Although family and friends were keen on showing us a good time, everywhere we turned we were reminded that Ethiopia is a poor country in need of desperate change.  Beggars filled all of the places we went to including churches.  The sight of mothers sleeping on the side of the roads with their infant children or begging for money with their infant child strapped to their back is a sight I won’t soon forget.  Young children, some transporting heavy loads on their back, walked unoccupied.  Though brutal to watch and that much brutal to turn away, I faced every scene of poverty and it only added to the love I have for Ethiopia.  After all it is my country.  I love every beggar, the poor mothers, and the children with ripped clothing that walk alone.  It is my sincere hope to someday play a role in changing it.

As quickly as the last months preceding our trip came, so did our departure day.  On our last day in Ethiopia family members and friends came for a final sendoff.  The house was full of people I missed during my life in America.  When the time came to leave for the airport, a line had formed outside.  One by one, I kissed my family and friends goodbye.  Leaving was the hardest thing to do.  While I didn’t cry as a 6-year-old leaving Ethiopia, I made up for that night as my eyes were soaked with tears.  And so we were off to the airport, one hand holding a tissue drenched with my tears and the other waving back at our family and loved ones.
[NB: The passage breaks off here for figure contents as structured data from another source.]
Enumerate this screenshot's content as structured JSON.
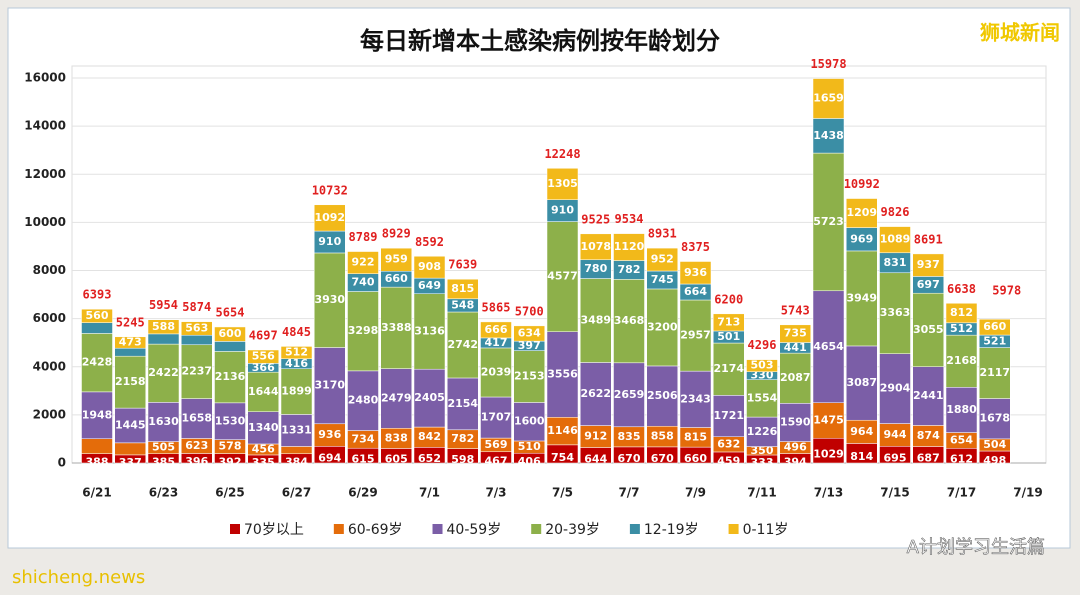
{
  "chart_data": {
    "type": "stacked_bar",
    "title": "每日新增本土感染病例按年龄划分",
    "watermark": "狮城新闻",
    "footer_left": "shicheng.news",
    "footer_right": "A计划学习生活篇",
    "categories": [
      "6/21",
      null,
      "6/23",
      null,
      "6/25",
      null,
      "6/27",
      null,
      "6/29",
      null,
      "7/1",
      null,
      "7/3",
      null,
      "7/5",
      null,
      "7/7",
      null,
      "7/9",
      null,
      "7/11",
      null,
      "7/13",
      null,
      "7/15",
      null,
      "7/17",
      null,
      "7/19"
    ],
    "ylim": [
      0,
      16500
    ],
    "yticks": [
      0,
      2000,
      4000,
      6000,
      8000,
      10000,
      12000,
      14000,
      16000
    ],
    "grid": true,
    "legend": "bottom",
    "totals": [
      6393,
      5245,
      5954,
      5874,
      5654,
      4697,
      4845,
      10732,
      8789,
      8929,
      8592,
      7639,
      5865,
      5700,
      12248,
      9525,
      9534,
      8931,
      8375,
      6200,
      4296,
      5743,
      15978,
      10992,
      9826,
      8691,
      6638,
      5978,
      null
    ],
    "series": [
      {
        "name": "70岁以上",
        "color": "#c00000",
        "values": [
          388,
          337,
          385,
          396,
          392,
          335,
          384,
          694,
          615,
          605,
          652,
          598,
          467,
          406,
          754,
          644,
          670,
          670,
          660,
          459,
          333,
          394,
          1029,
          814,
          695,
          687,
          612,
          498,
          null
        ]
      },
      {
        "name": "60-69岁",
        "color": "#e46c0a",
        "values": [
          620,
          500,
          505,
          623,
          578,
          456,
          303,
          936,
          734,
          838,
          842,
          782,
          569,
          510,
          1146,
          912,
          835,
          858,
          815,
          632,
          350,
          496,
          1475,
          964,
          944,
          874,
          654,
          504,
          null
        ],
        "value_labels": [
          null,
          null,
          "505",
          "623",
          "578",
          "456",
          null,
          "936",
          "734",
          "838",
          "842",
          "782",
          "569",
          "510",
          "1146",
          "912",
          "835",
          "858",
          "815",
          "632",
          "350",
          "496",
          "1475",
          "964",
          "944",
          "874",
          "654",
          "504",
          null
        ]
      },
      {
        "name": "40-59岁",
        "color": "#7b5ea7",
        "values": [
          1948,
          1445,
          1630,
          1658,
          1530,
          1340,
          1331,
          3170,
          2480,
          2479,
          2405,
          2154,
          1707,
          1600,
          3556,
          2622,
          2659,
          2506,
          2343,
          1721,
          1226,
          1590,
          4654,
          3087,
          2904,
          2441,
          1880,
          1678,
          null
        ]
      },
      {
        "name": "20-39岁",
        "color": "#8db04a",
        "values": [
          2428,
          2158,
          2422,
          2237,
          2136,
          1644,
          1899,
          3930,
          3298,
          3388,
          3136,
          2742,
          2039,
          2153,
          4577,
          3489,
          3468,
          3200,
          2957,
          2174,
          1554,
          2087,
          5723,
          3949,
          3363,
          3055,
          2168,
          2117,
          null
        ]
      },
      {
        "name": "12-19岁",
        "color": "#3b8ea5",
        "values": [
          449,
          332,
          424,
          397,
          418,
          366,
          416,
          910,
          740,
          660,
          649,
          548,
          417,
          397,
          910,
          780,
          782,
          745,
          664,
          501,
          330,
          441,
          1438,
          969,
          831,
          697,
          512,
          521,
          null
        ],
        "value_labels": [
          null,
          null,
          null,
          null,
          null,
          "366",
          "416",
          "910",
          "740",
          "660",
          "649",
          "548",
          "417",
          "397",
          "910",
          "780",
          "782",
          "745",
          "664",
          "501",
          "330",
          "441",
          "1438",
          "969",
          "831",
          "697",
          "512",
          "521",
          null
        ]
      },
      {
        "name": "0-11岁",
        "color": "#f2b91a",
        "values": [
          560,
          473,
          588,
          563,
          600,
          556,
          512,
          1092,
          922,
          959,
          908,
          815,
          666,
          634,
          1305,
          1078,
          1120,
          952,
          936,
          713,
          503,
          735,
          1659,
          1209,
          1089,
          937,
          812,
          660,
          null
        ]
      }
    ]
  }
}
Once we were inside the airport I noticed that during our haste to be on time, we didn’t say our final goodbyes to the members of our family who accompanied us to the airport.  After our bags were weighed I looked for them in the crowd of Ethiopian faces behind that glass window I grew to dislike.  How could anyone find their family?  Throwing anger into what was already a heartrending moment I found myself giving up.  Slowly, I approached the boarding gates with my eyes glued to the crowd.  As I got closer to the gates, still unable to find my family, I tried to come to grips with leaving without saying my last goodbyes.  Then, in the middle of the crowd, I saw a single arm waving at me.  I noticed the dark colored jacket, it was my uncle.  Without any hesitation I exited the platform and found my way to him.  He was occupied with several members of my family.  Though shaking uncontrollably I remained strong as we said our final goodbyes and as we hugged.  One of my older cousins, the unofficial tour guide, paused then to give me some last minute information and that’s when I felt time itself pause.  Flashbacks of my trip came to mind.  I saw his lips move but I couldn’t hear a word.  I took a piece of paper he handed me and nodded.  I gave him a hug and took a deep breath.  As I walked away from them, I tried to remain strong but on my way back to the boarding gates, I felt my strength diminish.  Draped with the scarf Mesert had given me earlier that evening, with the colors of the Ethiopian flag, I was no longer able to hold back tears.  I found comfort in the scarf just like I had found in Ethiopia.

After visiting Ethiopia I’ve realized that it was a trip that I could never be ready for.  While I lived in regret of not going to Ethiopia sooner, my family did not mind that it took me this long to make the trip.  Being face to face with my family and witnessing my culture from my birthplace I no longer felt like an outsider.  The trip gave me confidence about who I really am – an Ethiopian.  Though I have always known it deep down inside, now it is magnified.